The Australia Group was founded in 1985, largely in response to the use of chemical weapons by the regime of Saddam Hussein during the Iran-Iraq war. At least some of the precursor chemicals and materials that Iraq used for its chemical weapons program had been acquired through legitimate trade channels.

As a result, several countries introduced export controls on certain chemicals that could be used to manufacture chemical weapons. But because these controls lacked uniformity, they were prone to circumvention. This led Australia to propose that these countries harmonize their national licensing measures and enhance cooperation.

Today, members of the Australia Group work together in close cooperation to prevent the proliferation of chemical and biological weapons, including by ensuring that exports of certain dual-use items, such as 54 listed chemical weapons precursor compounds, and certain biological agents, animal and plant pathogens and dual-use manufacturing equipment, do not contribute to such proliferation.
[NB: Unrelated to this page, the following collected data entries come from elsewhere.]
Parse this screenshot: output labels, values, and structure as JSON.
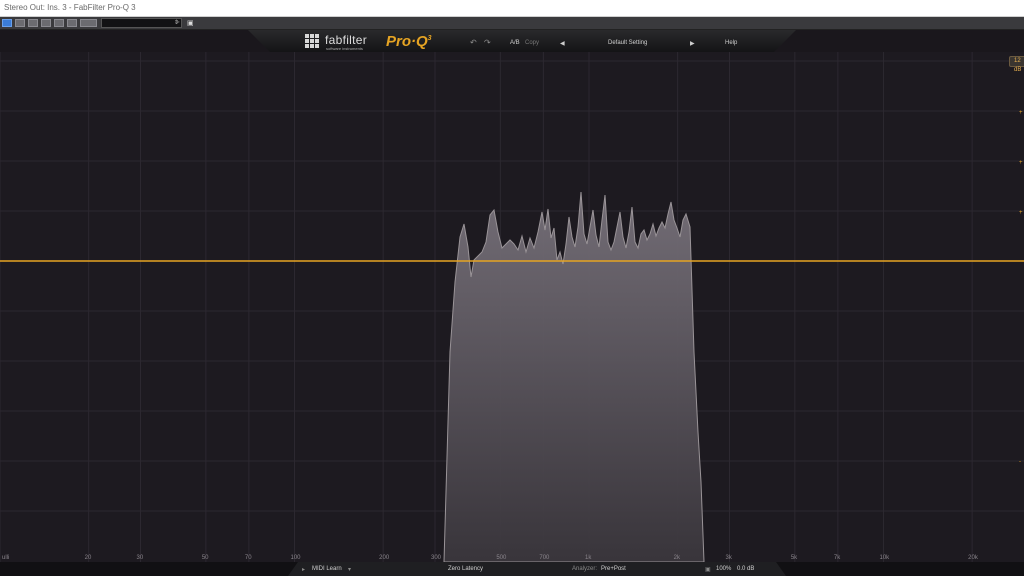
{
  "window": {
    "title": "Stereo Out: Ins. 3 - FabFilter Pro-Q 3"
  },
  "host_toolbar": {
    "buttons": [
      "power",
      "bypass",
      "compare",
      "settings",
      "io",
      "routing"
    ],
    "preset_value": ""
  },
  "plugin_header": {
    "brand": "fabfilter",
    "brand_sub": "software instruments",
    "product": "Pro·Q",
    "product_version": "3",
    "undo_label": "↶",
    "redo_label": "↷",
    "ab_label": "A/B",
    "copy_label": "Copy",
    "prev_label": "◀",
    "preset_name": "Default Setting",
    "next_label": "▶",
    "help_label": "Help"
  },
  "graph": {
    "scale_badge": "12 dB",
    "freq_ticks": [
      {
        "label": "ulli",
        "hz": 10
      },
      {
        "label": "20",
        "hz": 20
      },
      {
        "label": "30",
        "hz": 30
      },
      {
        "label": "50",
        "hz": 50
      },
      {
        "label": "70",
        "hz": 70
      },
      {
        "label": "100",
        "hz": 100
      },
      {
        "label": "200",
        "hz": 200
      },
      {
        "label": "300",
        "hz": 300
      },
      {
        "label": "500",
        "hz": 500
      },
      {
        "label": "700",
        "hz": 700
      },
      {
        "label": "1k",
        "hz": 1000
      },
      {
        "label": "2k",
        "hz": 2000
      },
      {
        "label": "3k",
        "hz": 3000
      },
      {
        "label": "5k",
        "hz": 5000
      },
      {
        "label": "7k",
        "hz": 7000
      },
      {
        "label": "10k",
        "hz": 10000
      },
      {
        "label": "20k",
        "hz": 20000
      }
    ],
    "eq_curve_color": "#e6a423",
    "analyzer_fill": "#6a6468"
  },
  "bottom_bar": {
    "midi_learn": "MIDI Learn",
    "latency": "Zero Latency",
    "analyzer_label": "Analyzer:",
    "analyzer_value": "Pre+Post",
    "zoom": "100%",
    "gain": "0.0 dB"
  }
}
Mexico began incorporating the Australia Group’s export control lists into its regulations in 2012 and published its final rule update -- an interagency agreement on export permits for the last 34 Australia Group-controlled chemicals -– in mid-April of 2013. Noting these efforts, the other Australia Group members quickly reached consensus to admit Mexico during the Group’s plenary meeting in early June.

The United States joins other members of the Australia Group in congratulating Mexico on becoming the Group’s newest member. This development highlights the Mexican Government’s commitment to prevent the proliferation of weapons of mass destruction, including by regulating the trade of sensitive goods and technologies.

Mexico is a valued nonproliferation partner. The United States looks forward to continuing our work with Mexico in the Australia Group in furtherance of our shared nonproliferation goals.